The full API documentation can be found on docs.cartesia.ai.
Installation
npm install @cartesia/cartesia-js
yarn add @cartesia/cartesia-js
pnpm add @cartesia/cartesia-js
bun add @cartesia/cartesia-js
Usage
CRUD on Voices
import Cartesia from "@cartesia/cartesia-js";
const cartesia = new Cartesia({
apiKey: "your-api-key",
});
const voices = await cartesia.voices.list();
console.log(voices);
const voice = await cartesia.voices.get("<voice-id>");
console.log(voice);
const newVoice = await cartesia.voices.create({
name: "Tim",
description: "A deep, resonant voice.",
embedding: Array(192).fill(1.0),
});
console.log(newVoice);
const clonedVoice = await cartesia.voices.clone({
mode: "url",
url: "https://youtu.be/AdtLxlttrHg?si=07OLmDPg__0IN14f&t=6",
});
const clonedVoice = await cartesia.voices.clone({
mode: "clip",
clip: myFile,
});
TTS over WebSocket
import Cartesia from "@cartesia/cartesia-js";
const cartesia = new Cartesia({
apiKey: "your-api-key",
});
const websocket = cartesia.tts.websocket({ sampleRate: 44100 });
try {
await websocket.connect();
} catch (error) {
console.error(`Failed to connect to Cartesia: ${error}`);
}
const response = await websocket.send({
model: "upbeat-moon",
voice: {
mode: "embedding",
embedding: Array(192).fill(1.0),
},
transcript: "Hello, world!"
});
response.on("message", (message) => {
console.log("Received message:", message);
});
for await (const message of response.events('message')) {
console.log("Received message:", message);
}
Playing audio in the browser
(The WebPlayer
class only supports playing audio in the browser.)

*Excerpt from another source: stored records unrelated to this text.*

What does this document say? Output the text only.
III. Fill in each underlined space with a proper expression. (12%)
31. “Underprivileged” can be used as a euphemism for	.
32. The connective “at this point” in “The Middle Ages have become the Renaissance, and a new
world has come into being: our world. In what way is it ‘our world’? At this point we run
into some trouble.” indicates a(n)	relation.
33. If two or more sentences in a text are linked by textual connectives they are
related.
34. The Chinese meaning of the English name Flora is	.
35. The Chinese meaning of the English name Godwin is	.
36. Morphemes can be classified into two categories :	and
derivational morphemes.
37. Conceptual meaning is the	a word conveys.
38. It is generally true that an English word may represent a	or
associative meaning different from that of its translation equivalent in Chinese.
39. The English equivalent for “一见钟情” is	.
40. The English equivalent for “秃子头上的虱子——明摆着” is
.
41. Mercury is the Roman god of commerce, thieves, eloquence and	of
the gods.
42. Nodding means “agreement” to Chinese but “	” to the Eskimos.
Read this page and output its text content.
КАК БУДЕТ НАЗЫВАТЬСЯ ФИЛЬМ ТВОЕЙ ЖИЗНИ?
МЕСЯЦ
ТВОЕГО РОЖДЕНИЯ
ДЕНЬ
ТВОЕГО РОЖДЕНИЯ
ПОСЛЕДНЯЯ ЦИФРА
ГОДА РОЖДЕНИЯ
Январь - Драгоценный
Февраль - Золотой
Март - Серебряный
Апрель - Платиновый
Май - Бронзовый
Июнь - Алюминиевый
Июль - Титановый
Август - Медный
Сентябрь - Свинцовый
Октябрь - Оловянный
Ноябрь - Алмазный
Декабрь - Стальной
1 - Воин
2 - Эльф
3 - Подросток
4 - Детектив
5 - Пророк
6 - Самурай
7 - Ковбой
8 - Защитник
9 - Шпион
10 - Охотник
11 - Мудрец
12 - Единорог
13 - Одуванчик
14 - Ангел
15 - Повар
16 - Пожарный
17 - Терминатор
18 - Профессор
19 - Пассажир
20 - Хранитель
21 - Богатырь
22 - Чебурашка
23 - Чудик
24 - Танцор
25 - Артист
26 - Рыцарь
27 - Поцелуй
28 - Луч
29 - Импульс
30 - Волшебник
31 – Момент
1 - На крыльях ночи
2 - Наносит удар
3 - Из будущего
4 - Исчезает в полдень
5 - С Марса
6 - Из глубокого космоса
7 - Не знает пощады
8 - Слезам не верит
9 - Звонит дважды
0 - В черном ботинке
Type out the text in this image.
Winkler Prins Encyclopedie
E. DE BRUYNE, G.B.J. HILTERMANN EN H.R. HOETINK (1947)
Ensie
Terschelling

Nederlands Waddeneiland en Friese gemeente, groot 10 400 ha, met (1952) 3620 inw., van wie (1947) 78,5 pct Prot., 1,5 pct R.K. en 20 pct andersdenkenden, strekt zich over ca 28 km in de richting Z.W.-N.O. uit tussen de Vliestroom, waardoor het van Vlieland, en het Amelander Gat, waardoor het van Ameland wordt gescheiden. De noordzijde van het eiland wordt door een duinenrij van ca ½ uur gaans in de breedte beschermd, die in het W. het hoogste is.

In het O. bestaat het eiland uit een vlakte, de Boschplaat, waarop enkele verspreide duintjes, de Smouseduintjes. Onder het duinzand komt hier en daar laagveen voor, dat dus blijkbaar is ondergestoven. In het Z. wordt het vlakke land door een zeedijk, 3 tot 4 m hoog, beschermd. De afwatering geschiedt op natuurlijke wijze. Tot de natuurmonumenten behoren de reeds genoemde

import { WebPlayer } from "@cartesia/cartesia-js";
console.log("Playing stream...");
const player = new WebPlayer();
await player.play(response.source);
console.log("Done playing.");
React
We export a React hook that simplifies the process of using the TTS API. The hook manages the WebSocket connection and provides a simple interface for buffering, playing, pausing and restarting audio.
import { useTTS } from '@cartesia/cartesia-js/react';
function TextToSpeech() {
const tts = useTTS({
apiKey: "your-api-key",
sampleRate: 44100,
})
const [text, setText] = useState("");
const handlePlay = async () => {
const response = await tts.buffer({
model_id: "upbeat-moon",
voice: {
mode: "embedding",
embedding: Array(192).fill(1.0),
},
transcript: text,
});
await tts.play();
}
return (
<div>
<input type="text" value={text} onChange={(event) => setText(event.target.value)} />
<button onClick={handlePlay}>Play</button>
<div>
{tts.playbackStatus} | {tts.bufferStatus} | {tts.isWaiting}
</div>
</div>
);
}